Never underestimate a group of guys who want to hang out in the garage. After all, the Homebrew Computer Club began meeting In programmer Gordon French’s Menlo Park, California, garage in March 1975 — and while the neighbors might have rolled their eyes, the Homebrew guys certainly had the last laugh. At least 23 tech companies including Apple got their start at Homebrew.
Among the first attendees on March 5, 1975, was none other than future Apple co-founder Steve Wozniak, and while Wozniak might be the most famous member of the Homebrew Computer Club, his fellow members all played significant roles in democratizing computing through microcomputers. Like Bill Gates and Paul Allen, the Homebrew members were fascinated by the Altair 8800, the microcomputer featured on the January 1975 cover of Popular Electronics. (For his part, Wozniak decided to build the Apple-I.)
The club quickly expands
The club quickly outgrew the garage and moved to the Stanford Linear Accelerator Center. Lee Felsenstein, creator of the Osborne-1, served as emcee. The meetings were divided into “mapping time,” when members shared information about their current projects, and a “random access period,” when members swapped information, hardware and software. (Eventually any commercial transactions moved to a nearby parking lot.) Post-meeting, Homebrew members enjoyed actual brew at the Oasis Beer Garden in Menlo Park.

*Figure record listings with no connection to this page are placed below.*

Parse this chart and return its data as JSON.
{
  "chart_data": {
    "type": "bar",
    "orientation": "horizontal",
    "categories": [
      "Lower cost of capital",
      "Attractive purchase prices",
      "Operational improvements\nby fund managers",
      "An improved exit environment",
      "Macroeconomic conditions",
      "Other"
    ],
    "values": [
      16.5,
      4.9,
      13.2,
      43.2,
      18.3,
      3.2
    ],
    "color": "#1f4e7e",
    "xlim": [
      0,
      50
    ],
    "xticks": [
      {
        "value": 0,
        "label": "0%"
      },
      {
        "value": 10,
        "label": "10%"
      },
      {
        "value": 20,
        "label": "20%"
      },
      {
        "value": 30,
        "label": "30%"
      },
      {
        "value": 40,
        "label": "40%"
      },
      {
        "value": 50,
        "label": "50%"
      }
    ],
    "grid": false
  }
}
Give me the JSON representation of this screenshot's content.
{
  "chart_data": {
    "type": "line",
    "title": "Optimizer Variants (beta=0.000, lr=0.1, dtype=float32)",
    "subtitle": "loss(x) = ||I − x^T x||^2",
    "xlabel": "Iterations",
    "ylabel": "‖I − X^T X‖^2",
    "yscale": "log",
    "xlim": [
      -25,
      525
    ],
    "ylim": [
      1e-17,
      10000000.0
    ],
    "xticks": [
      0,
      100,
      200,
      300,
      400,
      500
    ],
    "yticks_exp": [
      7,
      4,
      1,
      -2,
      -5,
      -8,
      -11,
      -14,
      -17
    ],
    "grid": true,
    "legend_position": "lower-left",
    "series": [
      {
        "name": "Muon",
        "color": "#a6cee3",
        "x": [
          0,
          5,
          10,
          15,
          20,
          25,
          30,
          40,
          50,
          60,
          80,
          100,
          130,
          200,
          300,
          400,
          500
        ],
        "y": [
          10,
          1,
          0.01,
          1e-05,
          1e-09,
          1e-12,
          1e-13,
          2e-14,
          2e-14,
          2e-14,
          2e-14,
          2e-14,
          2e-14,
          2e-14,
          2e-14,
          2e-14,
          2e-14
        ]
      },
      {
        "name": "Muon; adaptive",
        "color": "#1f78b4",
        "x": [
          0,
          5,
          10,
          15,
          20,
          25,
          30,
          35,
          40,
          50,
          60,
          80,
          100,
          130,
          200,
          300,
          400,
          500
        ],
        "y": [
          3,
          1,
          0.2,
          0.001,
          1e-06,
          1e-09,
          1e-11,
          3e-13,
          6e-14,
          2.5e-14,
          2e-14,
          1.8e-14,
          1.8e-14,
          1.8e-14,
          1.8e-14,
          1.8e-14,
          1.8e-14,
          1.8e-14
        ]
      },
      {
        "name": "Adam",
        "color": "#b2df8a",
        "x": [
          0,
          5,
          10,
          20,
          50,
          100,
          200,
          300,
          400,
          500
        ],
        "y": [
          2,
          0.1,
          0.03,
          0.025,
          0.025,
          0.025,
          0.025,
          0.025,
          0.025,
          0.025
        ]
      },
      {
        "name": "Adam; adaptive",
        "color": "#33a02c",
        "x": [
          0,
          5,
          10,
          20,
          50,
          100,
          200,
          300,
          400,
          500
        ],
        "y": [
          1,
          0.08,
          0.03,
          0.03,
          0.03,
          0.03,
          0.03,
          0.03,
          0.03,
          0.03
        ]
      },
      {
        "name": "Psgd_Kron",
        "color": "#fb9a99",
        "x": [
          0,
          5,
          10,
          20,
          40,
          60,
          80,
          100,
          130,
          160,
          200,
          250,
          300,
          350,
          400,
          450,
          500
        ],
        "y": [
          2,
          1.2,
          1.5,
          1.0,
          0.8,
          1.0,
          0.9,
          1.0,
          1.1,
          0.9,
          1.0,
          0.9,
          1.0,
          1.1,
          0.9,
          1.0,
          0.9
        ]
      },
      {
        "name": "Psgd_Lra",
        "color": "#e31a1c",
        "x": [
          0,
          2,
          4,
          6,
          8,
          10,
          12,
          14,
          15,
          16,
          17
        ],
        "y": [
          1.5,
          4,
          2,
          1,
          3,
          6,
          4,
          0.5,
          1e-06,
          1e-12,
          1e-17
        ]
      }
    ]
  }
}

The club is famous for its newsletters, initially published by founding member Fred Moore, who wrote with prescience in the first issue: “I expect home computers will be used in unconventional ways — most of which no one has thought of yet.” Famously, Gates and Allen took out a one-page ad in the Homebrew newsletter to publish an open letter to discourage piracy of their version of BASIC written for the Altair.
The Homebrew lore lives on in popular culture, with the club featured in Pirates of Silicon Valley and Jobs. In 2013, members convened at a one-night Kickstarter-backed reunion at the Computer History Museum in San Jose.